I’m sorry to say it, but sometimes if feels uncomforta­bly as if TV news is wallowing in tragedy, not simply reporting it.

I’m not alone.This week David Goodhart, a senior member of the think tank Policy Exchange, wrote the following. “On too many nights, the news bulletins at 6pm and 10pm run along tramlines: here’s something about Covid-19; here’s someone who died; here’s a sobbing relative or frontline hero telling you to stay at home, save lives and protect the NHS.”

Do we really need to be shown so many interviews with the terribly distressed relatives of those who’ve lost their struggle with the virus? Surely we all know what grief does to us? It makes us weep; it makes us despair. I’m not sure it’s the job of news programmes to endlessly confront us with seemingly non-stop images of such raw mourning and loss.

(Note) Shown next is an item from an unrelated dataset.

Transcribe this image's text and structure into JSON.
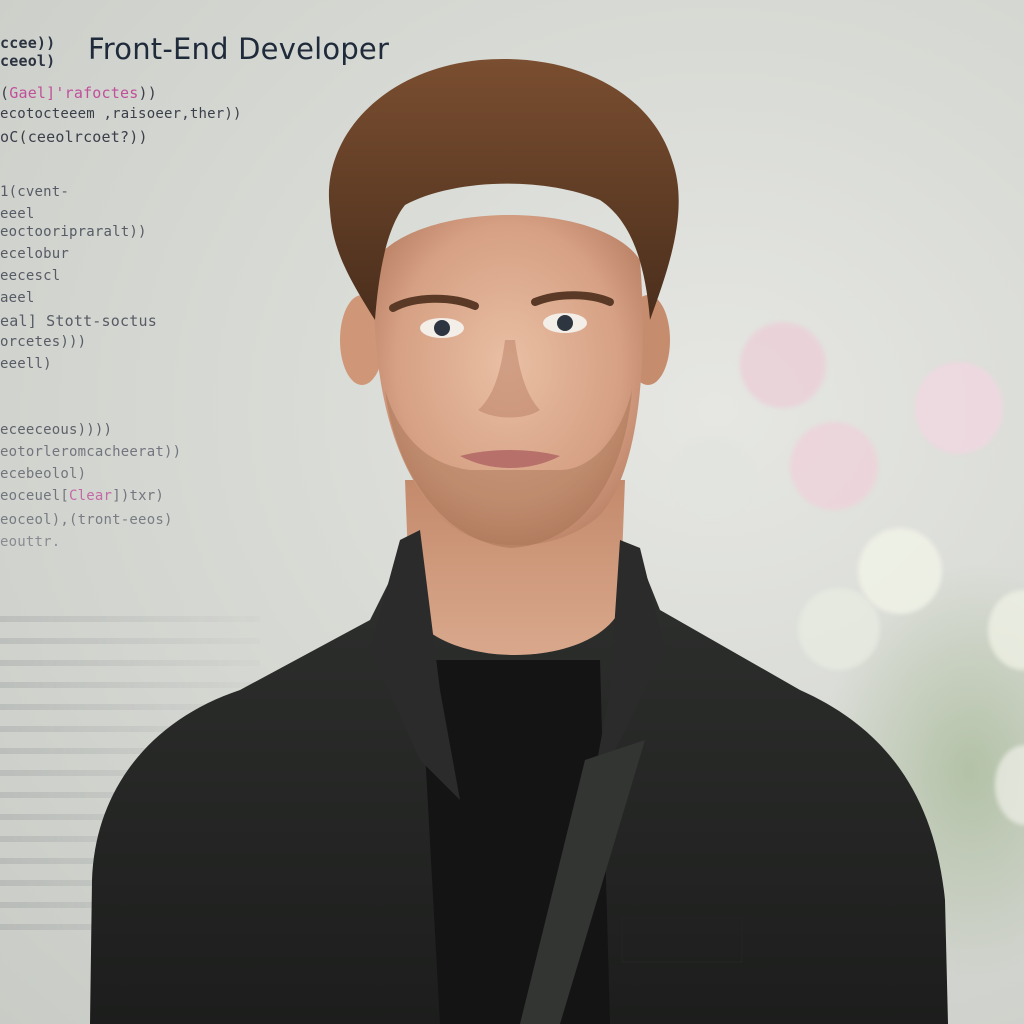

What is the higher purpose, exactly? Traditiona­lly in our society, grief is a private thing, something to be managed and got through with the help of friends and family. Repeatedly showing it as items three and four of that night’s news running order seems… well, I’m sorry to say it: exploitati­ve.

Then there’s the finger-wagging we get from some (mercifully not all) newsreader­s and, heaven help us, weather forecaster­s. I don’t object to being told to stay at home by a government minister or a public health official.That’s their job, and they have the authority to do it.

But since when did news hosts have the right to tell us how to behave? One evening this week a weatherman told us it was going to be a beautiful day before bossily adding: “But remember – you mustn’t break the rules!” Just who appointed him as lockdown enforcer?

Stick to the news, please and stick to the weather. Watch that finger-waving

– and please, stop engulfing us in tidal waves of raw emotion.